Because whether she's really learning or thinking, or just appears to be, over a half hour I could tell, but over like three or four minutes of interaction, I couldn't tell. So even having three systems that's already sufficiently complex, where you can't really tell right away. Yeah, the thing is, even if you get up on stage and tell people how Sophia's working, and then they talk to her, they still attribute more agency and consciousness to her than is really there.
So I think there's a couple levels of ethical issue there. One issue is, should you be transparent about how Sophia is working? And I think you should. And I think we have been. I mean, there's articles online, there's some TV special that goes through me explaining the three subsystems behind Sophia.
You know, the way Sophia works is out there much more clearly than how Facebook's AI works or something, right? I mean, we've been fairly explicit about it. The other is, given that telling people how it works doesn't cause them to not attribute too much intelligence agency to it anyway, then should you keep fooling them when they want to be fooled?
And I mean, the whole media industry is based on fooling people the way they want to be fooled. And we are fooling people 100% toward a good end. I mean, we are playing on people's sense of empathy and compassion so that we can give them a good user experience with helpful robots, and so that we can fill the AI's mind with love and compassion.
So I've been talking a lot with Hanson Robotics lately about collaborations in the area of medical robotics. And we haven't quite pulled the trigger on a project in that domain yet, but we may well do so quite soon. So we've been talking a lot about, you know, robots can help with elder care, robots can help with kids.

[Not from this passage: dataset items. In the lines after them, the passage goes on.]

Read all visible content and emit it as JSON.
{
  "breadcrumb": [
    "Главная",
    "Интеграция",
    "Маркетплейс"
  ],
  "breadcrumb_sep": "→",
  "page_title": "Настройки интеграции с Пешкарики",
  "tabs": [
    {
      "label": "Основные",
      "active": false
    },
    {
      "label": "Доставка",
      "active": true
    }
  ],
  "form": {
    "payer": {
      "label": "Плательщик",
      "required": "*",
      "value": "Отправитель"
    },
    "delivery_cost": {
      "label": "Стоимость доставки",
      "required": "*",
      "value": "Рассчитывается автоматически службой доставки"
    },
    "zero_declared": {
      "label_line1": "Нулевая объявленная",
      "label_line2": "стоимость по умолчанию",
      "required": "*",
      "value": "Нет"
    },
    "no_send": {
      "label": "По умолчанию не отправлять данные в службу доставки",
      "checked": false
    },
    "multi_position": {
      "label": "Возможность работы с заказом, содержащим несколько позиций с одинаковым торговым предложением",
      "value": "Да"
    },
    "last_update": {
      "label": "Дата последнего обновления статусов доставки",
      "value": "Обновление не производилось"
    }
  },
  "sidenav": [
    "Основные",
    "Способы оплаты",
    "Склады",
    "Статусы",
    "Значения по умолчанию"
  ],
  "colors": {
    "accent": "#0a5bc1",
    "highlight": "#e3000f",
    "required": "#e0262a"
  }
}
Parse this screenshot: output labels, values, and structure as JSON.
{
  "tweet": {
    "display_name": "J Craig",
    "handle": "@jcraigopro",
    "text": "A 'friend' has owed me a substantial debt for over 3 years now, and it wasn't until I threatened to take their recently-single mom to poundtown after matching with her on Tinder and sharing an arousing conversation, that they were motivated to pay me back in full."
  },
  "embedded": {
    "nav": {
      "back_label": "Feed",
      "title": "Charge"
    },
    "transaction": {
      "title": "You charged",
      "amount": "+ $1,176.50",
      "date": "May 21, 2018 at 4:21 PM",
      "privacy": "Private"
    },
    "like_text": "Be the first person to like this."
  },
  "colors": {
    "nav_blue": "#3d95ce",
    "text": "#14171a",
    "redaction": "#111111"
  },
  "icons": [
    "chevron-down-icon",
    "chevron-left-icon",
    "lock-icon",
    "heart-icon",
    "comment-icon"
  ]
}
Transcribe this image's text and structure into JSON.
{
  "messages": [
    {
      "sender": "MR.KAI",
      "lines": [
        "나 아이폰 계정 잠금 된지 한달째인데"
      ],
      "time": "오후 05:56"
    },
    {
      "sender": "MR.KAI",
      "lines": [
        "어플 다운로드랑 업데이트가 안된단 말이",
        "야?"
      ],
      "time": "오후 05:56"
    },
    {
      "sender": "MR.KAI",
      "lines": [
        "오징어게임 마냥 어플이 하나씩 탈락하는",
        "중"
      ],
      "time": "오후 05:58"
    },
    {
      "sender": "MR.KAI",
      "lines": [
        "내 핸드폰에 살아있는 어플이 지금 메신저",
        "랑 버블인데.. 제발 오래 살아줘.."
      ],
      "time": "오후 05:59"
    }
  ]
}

David's done a lot of things with autism therapy and robots before. In the COVID era, having a robot that can be a nursing assistant in various senses can be quite valuable. The robots don't spread infection, and they can also deliver more attention than human nurses can give, right? So if you have a robot that's helping a patient with COVID, if that patient attributes more understanding and compassion and agency to that robot than it really has, because it looks like a human, I mean, is that really bad?
I mean, we can tell them it doesn't fully understand you, and they don't care because they're lying there with a fever and they're sick. But they'll react better to that robot with its loving, warm facial expression than they would to a pepper robot or a metallic-looking robot. So it's really, it's about how you use it, right?
If you made a human-looking, like, door-to-door sales robot that used its human-looking appearance to scam people out of their money, then you're using that connection in a bad way, but you could also use it in a good way. But then that's the same problem with every technology, right? Beautifully put.